Ryskina, M., et al. (2025, August 15).
arXiv.org.
Abstract
Cognitive science and neuroscience have long faced the challenge of disentangling representations of language from representations of conceptual meaning. As the same problem arises in today's language models (LMs), we investigate the relationship between LM--brain alignment and two neural metrics: (1) the level of brain activation during processing of sentences, targeting linguistic processing, and (2) a novel measure of meaning consistency across input modalities, which quantifies how consistently a brain region responds to the same concept across paradigms (sentence, word cloud, image) using an fMRI dataset (Pereira et al., 2018).
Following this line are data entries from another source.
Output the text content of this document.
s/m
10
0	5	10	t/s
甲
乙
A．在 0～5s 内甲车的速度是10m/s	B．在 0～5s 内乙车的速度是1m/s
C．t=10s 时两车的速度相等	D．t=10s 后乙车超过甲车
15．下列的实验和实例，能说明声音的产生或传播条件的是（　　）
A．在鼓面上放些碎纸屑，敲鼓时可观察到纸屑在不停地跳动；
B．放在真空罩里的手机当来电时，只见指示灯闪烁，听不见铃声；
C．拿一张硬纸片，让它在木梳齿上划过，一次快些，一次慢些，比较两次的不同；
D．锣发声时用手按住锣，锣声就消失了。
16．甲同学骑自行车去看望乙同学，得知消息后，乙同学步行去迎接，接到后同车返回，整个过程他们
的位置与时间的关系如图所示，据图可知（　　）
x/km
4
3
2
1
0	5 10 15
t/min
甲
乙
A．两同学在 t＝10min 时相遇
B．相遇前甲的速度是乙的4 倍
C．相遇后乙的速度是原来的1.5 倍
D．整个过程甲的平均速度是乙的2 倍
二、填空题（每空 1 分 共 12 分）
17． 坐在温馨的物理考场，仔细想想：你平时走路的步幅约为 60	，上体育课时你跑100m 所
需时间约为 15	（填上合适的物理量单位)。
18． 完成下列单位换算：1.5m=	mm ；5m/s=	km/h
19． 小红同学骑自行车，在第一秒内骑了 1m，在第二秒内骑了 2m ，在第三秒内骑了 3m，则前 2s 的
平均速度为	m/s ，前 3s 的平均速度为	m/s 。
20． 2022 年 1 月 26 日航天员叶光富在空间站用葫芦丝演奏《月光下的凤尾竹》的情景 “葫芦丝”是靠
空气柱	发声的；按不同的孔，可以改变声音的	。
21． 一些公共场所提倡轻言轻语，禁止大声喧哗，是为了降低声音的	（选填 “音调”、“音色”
Our experiments show that both language-only and language-vision models predict the signal better in more meaning-consistent areas of the brain, even when these areas are not strongly sensitive to language processing, suggesting that LMs might internally represent cross-modal conceptual meaning.
Here are some thoughts:
The researchers identified brain regions that respond to a concept's meaning regardless of whether it's shown as text, related words, or a picture, and found that AI language models best predict activity in exactly those meaning-focused regions, even in a vision-related area with no link to language, hinting that these models grasp meaning beyond just words. Notably, bigger models and instruction-tuned ones were no better, which runs against some earlier expectations. The honest takeaway: it's a suggestive hint rather than proof, since it rests on correlations and a single dataset of 17 people, but it points to language models picking up a kind of meaning closer to how the brain handles ideas.